The officer would like to know what information we would like him to bring along to the meeting. If you have a planning-related concern about trees that you would like to raise, please can you let David or me know by 30 November so that we can alert him in advance?
Those of us who get planning alerts will receive notification of trees to be felled or pruned in conservation areas, and these applications have the suffix CAT. Here is an example below:
HEADINGTON HILL HALL
OX3 0BT OX3 0BT (09/01799/CAT)
Fell Cherry, Silver Birch, Willow and x3 Sycamore trees; prune Oak and Sycamore trees (as specified)
I have queried the procedure for these with the Tree Officers.
During the 6 week notice period they have to consider the impact on the conservation area and, bearing in mind the reasons, if any, given for the proposed work, decide whether to make a TPO. Interested third parties can make comments if they wish which officers will also take account of if they are made within the notice period.
In this case the Tree Officer had a pre-notice meeting with Brookes’ arboricultural
consultant to discuss the proposed works. It is not expected that a TPO will be made because the works are reasonable landscape management and will not have an adverse impact on the appearance or character of the Headington Hill conservation area.

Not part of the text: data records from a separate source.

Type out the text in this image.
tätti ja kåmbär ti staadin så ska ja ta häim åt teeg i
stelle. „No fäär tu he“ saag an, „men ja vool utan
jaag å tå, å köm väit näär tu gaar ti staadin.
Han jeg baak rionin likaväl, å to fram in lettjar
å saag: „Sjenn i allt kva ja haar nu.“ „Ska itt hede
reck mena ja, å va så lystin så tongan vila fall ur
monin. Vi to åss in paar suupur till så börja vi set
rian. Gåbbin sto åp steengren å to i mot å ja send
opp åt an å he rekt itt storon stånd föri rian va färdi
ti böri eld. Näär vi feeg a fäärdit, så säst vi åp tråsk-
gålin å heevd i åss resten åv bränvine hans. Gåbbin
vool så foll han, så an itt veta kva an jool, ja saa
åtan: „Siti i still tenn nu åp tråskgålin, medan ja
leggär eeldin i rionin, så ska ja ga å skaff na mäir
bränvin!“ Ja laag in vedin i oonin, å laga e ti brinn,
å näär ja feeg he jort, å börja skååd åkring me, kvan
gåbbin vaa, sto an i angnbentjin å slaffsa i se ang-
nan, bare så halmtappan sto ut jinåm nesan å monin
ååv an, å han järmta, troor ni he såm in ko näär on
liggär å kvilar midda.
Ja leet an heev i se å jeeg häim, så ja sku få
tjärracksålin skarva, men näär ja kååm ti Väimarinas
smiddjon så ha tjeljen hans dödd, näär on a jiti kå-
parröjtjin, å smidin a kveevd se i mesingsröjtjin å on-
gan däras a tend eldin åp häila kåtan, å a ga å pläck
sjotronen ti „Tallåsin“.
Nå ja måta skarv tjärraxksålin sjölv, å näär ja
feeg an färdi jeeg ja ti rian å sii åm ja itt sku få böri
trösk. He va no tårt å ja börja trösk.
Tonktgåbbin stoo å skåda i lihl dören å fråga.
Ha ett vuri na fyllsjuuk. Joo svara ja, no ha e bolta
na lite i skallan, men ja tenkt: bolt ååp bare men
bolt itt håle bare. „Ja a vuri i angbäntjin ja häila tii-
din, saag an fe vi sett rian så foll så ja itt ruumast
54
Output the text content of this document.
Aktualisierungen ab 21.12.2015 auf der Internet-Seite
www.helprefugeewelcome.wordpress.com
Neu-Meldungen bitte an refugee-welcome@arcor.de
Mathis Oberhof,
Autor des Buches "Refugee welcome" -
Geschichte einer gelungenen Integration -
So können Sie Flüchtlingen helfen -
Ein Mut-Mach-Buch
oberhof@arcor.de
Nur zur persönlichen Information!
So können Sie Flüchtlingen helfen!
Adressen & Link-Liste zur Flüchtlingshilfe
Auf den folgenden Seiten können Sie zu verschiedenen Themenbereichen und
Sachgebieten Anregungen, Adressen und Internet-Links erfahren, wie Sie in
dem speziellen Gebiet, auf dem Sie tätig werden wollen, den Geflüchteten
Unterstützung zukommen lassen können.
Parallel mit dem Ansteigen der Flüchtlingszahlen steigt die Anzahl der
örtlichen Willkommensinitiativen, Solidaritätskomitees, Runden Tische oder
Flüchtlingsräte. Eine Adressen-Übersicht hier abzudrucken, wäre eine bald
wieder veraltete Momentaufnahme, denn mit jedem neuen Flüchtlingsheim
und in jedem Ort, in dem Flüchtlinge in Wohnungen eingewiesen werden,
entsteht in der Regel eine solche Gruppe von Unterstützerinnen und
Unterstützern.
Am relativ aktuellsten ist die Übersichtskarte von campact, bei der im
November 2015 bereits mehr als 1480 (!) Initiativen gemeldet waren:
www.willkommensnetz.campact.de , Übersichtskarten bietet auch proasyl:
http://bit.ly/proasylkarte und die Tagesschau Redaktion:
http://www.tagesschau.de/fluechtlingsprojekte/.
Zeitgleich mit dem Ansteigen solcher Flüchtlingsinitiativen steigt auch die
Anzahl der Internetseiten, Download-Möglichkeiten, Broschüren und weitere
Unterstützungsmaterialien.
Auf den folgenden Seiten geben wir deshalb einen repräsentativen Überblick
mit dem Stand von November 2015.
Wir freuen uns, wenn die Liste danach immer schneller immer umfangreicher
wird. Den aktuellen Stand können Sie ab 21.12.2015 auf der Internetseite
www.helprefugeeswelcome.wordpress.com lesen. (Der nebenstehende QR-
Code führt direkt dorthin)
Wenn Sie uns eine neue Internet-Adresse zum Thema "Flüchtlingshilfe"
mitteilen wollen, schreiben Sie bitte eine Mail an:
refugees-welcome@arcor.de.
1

If residents want to make comments on these CAT applications, they can do so, but it should be in writing and on the specific merits of the proposed works. General anti-tree felling comments are not helpful because comments need to be specific to the location . Tree Officers will make TPOs to protect trees which are important to the appearance asd character of the conservation area unless works are justified by need.
NB Applications for consent to do work to TPO trees have a TPO suffix.